La abstención y otros problemas en los métodos de votación
- García Vázquez, María Estefanía
- Joaquín Pérez Navarro Director
- José Luis Jimeno Pastor Co-director
Defence university: Universidad de Alcalá
Fecha de defensa: 13 March 2009
- Sergio Barba-Romero Chair
- Ethel-Virginia Mokotoff Miguel Secretary
- José Luis García Lapresta Committee member
- Concepción Maroto Álvarez Committee member
- Miguel Ángel Malo Ocaña Committee member
Type: Thesis
Abstract
The main objective of this work is to explore and study the Abstention Paradox in voting methods, that is to say, the Participation properties of those methods. This study includes the definition of new concepts and new Participation properties.

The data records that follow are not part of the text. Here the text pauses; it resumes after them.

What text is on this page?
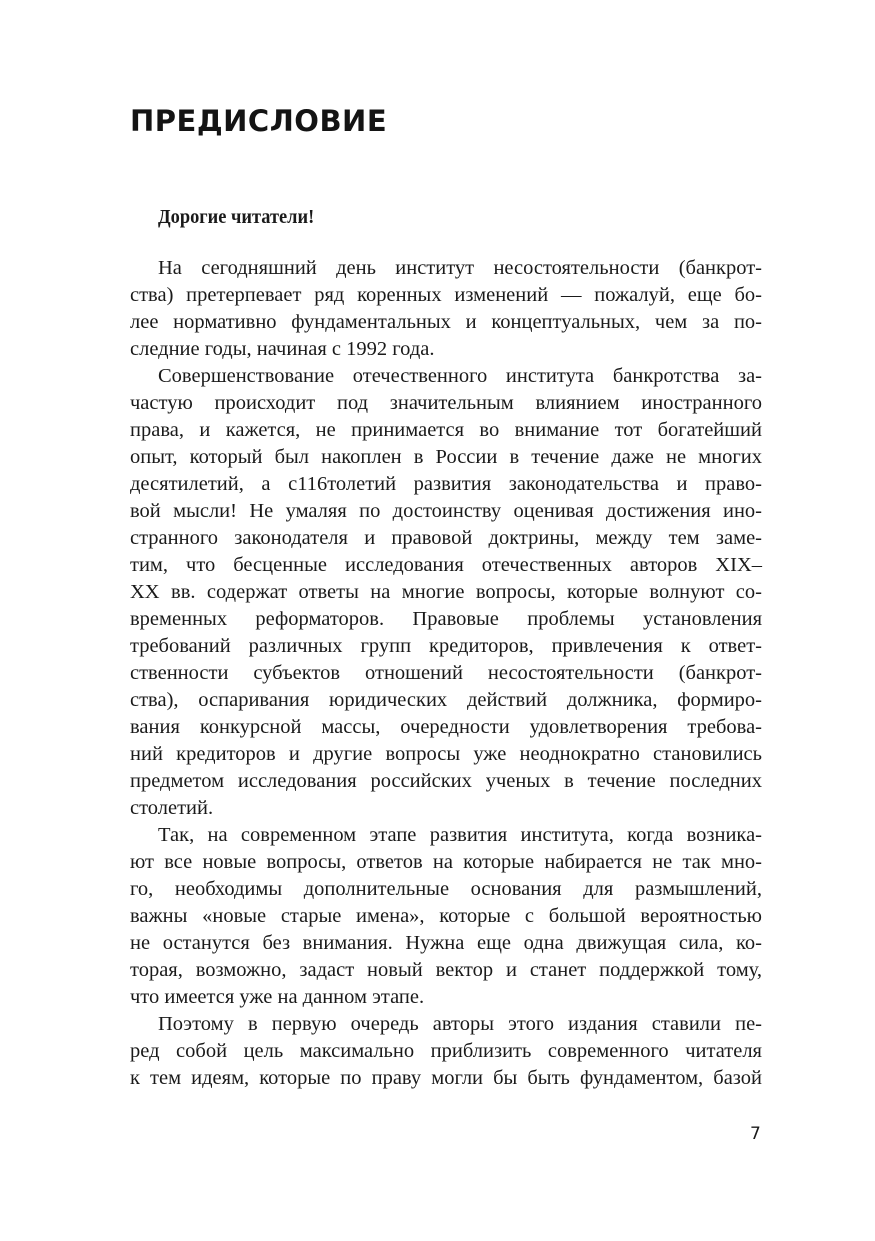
ПРЕДИСЛОВИЕ
Дорогие читатели!
На сегодняшний день институт несостоятельности (банкрот-
ства) претерпевает ряд коренных изменений — пожалуй, еще бо-
лее нормативно фундаментальных и концептуальных, чем за по-
следние годы, начиная с 1992 года.
Совершенствование отечественного института банкротства за-
частую происходит под значительным влиянием иностранного
права, и кажется, не принимается во внимание тот богатейший
опыт, который был накоплен в России в течение даже не многих
десятилетий, а с116толетий развития законодательства и право-
вой мысли! Не умаляя по достоинству оценивая достижения ино-
странного законодателя и правовой доктрины, между тем заме-
тим, что бесценные исследования отечественных авторов XIX–
XX вв. содержат ответы на многие вопросы, которые волнуют со-
временных реформаторов. Правовые проблемы установления
требований различных групп кредиторов, привлечения к ответ-
ственности субъектов отношений несостоятельности (банкрот-
ства), оспаривания юридических действий должника, формиро-
вания конкурсной массы, очередности удовлетворения требова-
ний кредиторов и другие вопросы уже неоднократно становились
предметом исследования российских ученых в течение последних
столетий.
Так, на современном этапе развития института, когда возника-
ют все новые вопросы, ответов на которые набирается не так мно-
го, необходимы дополнительные основания для размышлений,
важны «новые старые имена», которые с большой вероятностью
не останутся без внимания. Нужна еще одна движущая сила, ко-
торая, возможно, задаст новый вектор и станет поддержкой тому,
что имеется уже на данном этапе.
Поэтому в первую очередь авторы этого издания ставили пе-
ред собой цель максимально приблизить современного читателя
к тем идеям, которые по праву могли бы быть фундаментом, базой
7
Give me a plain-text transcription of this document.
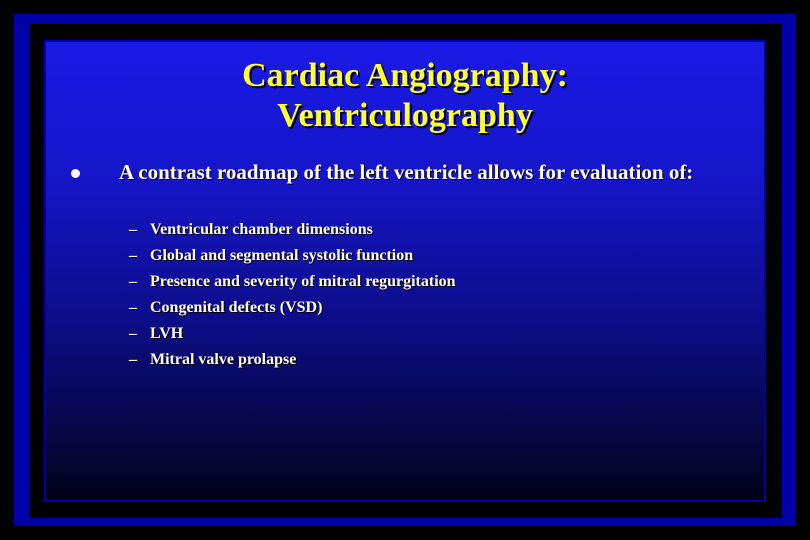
Cardiac Angiography:
Ventriculography
A contrast roadmap of the left ventricle allows for evaluation of:
– Ventricular chamber dimensions
– Global and segmental systolic function
– Presence and severity of mitral regurgitation
– Congenital defects (VSD)
– LVH
– Mitral valve prolapse
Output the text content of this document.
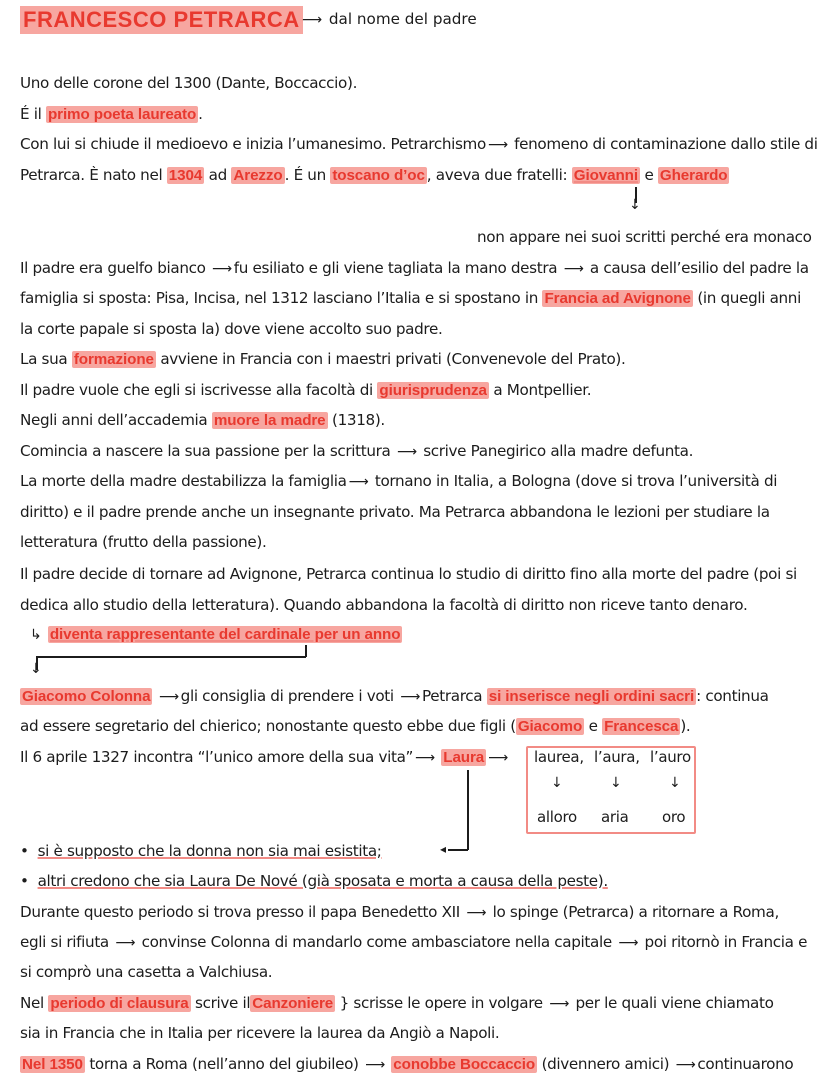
FRANCESCO PETRARCA ⟶ dal nome del padre
Uno delle corone del 1300 (Dante, Boccaccio).
É il primo poeta laureato .
Con lui si chiude il medioevo e inizia l’umanesimo. Petrarchismo ⟶ fenomeno di contaminazione dallo stile di
Petrarca. È nato nel 1304 ad Arezzo . É un toscano d’oc , aveva due fratelli: Giovanni e Gherardo
↓
non appare nei suoi scritti perché era monaco
Il padre era guelfo bianco ⟶ fu esiliato e gli viene tagliata la mano destra ⟶ a causa dell’esilio del padre la
famiglia si sposta: Pisa, Incisa, nel 1312 lasciano l’Italia e si spostano in Francia ad Avignone (in quegli anni
la corte papale si sposta la) dove viene accolto suo padre.
La sua formazione avviene in Francia con i maestri privati (Convenevole del Prato).
Il padre vuole che egli si iscrivesse alla facoltà di giurisprudenza a Montpellier.
Negli anni dell’accademia muore la madre (1318).
Comincia a nascere la sua passione per la scrittura ⟶ scrive Panegirico alla madre defunta.
La morte della madre destabilizza la famiglia ⟶ tornano in Italia, a Bologna (dove si trova l’università di
diritto) e il padre prende anche un insegnante privato. Ma Petrarca abbandona le lezioni per studiare la
letteratura (frutto della passione).
Il padre decide di tornare ad Avignone, Petrarca continua lo studio di diritto fino alla morte del padre (poi si
dedica allo studio della letteratura). Quando abbandona la facoltà di diritto non riceve tanto denaro.
↳ diventa rappresentante del cardinale per un anno
↓
Giacomo Colonna ⟶ gli consiglia di prendere i voti ⟶ Petrarca si inserisce negli ordini sacri : continua
ad essere segretario del chierico; nonostante questo ebbe due figli ( Giacomo e Francesca ).
Il 6 aprile 1327 incontra “l’unico amore della sua vita” ⟶ Laura ⟶ laurea, l’aura, l’auro
↓	↓	↓
alloro aria oro
◂
• si è supposto che la donna non sia mai esistita;
• altri credono che sia Laura De Nové (già sposata e morta a causa della peste).
Durante questo periodo si trova presso il papa Benedetto XII ⟶ lo spinge (Petrarca) a ritornare a Roma,
egli si rifiuta ⟶ convinse Colonna di mandarlo come ambasciatore nella capitale ⟶ poi ritornò in Francia e
si comprò una casetta a Valchiusa.
Nel periodo di clausura scrive il Canzoniere } scrisse le opere in volgare ⟶ per le quali viene chiamato
sia in Francia che in Italia per ricevere la laurea da Angiò a Napoli.
Nel 1350 torna a Roma (nell’anno del giubileo) ⟶ conobbe Boccaccio (divennero amici) ⟶ continuarono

It also includes the extension or generalization of some important results appeared in the literature on this paradox, and, particularly, affects the Condorcet voting methods, such as the Moulin and Young and Levenglick theorems. A further objective is to compare the performance, with respect to this paradox, that Condorcet and Positional methods display, and build a Generating Scheme based on distances from which a family of voting methods with good performance is obtained. Describing with more detail the intended objectives, this work aims: a) To contribute to the extension of the Moulin theorem (which states that any Condorcet voting function fails to satisfy the Participation property) to the context of voting correspondences. To achieve this target, we will define new Participation properties and identify which Condorcet voting correspondences fail to satisfy these properties. b) To contribute to the extension of the Moulin theorem to the context of k-voting functions and k-voting correspondence. To achieve this, we will adapt the concepts involved in the Moulin theorem (including Condorcet candidate) to this new context. c) To contribute to the expansion and deepening of the concept of Positive Involvement, defining more demanding Participation properties and identifying what voting correspondences, both Positional and Condorcet, violate these properties. d) To contribute to the generalization of Young and Levenglick theorem, which states that all Condorcet voting correspondences fail to satisfy the Consistency property. To achieve this, we will identify and explore the properties that are somewhere in between Consistency property and Positive Involvement property. e) To contribute to a better understanding of the relationships and differences between Condorcet and Positional methods, building a Generating Scheme based on distances defined over preference matrices, and obtaining from it a single parameter family of methods which all have, even if they are Condorcet, the best possible Participation properties.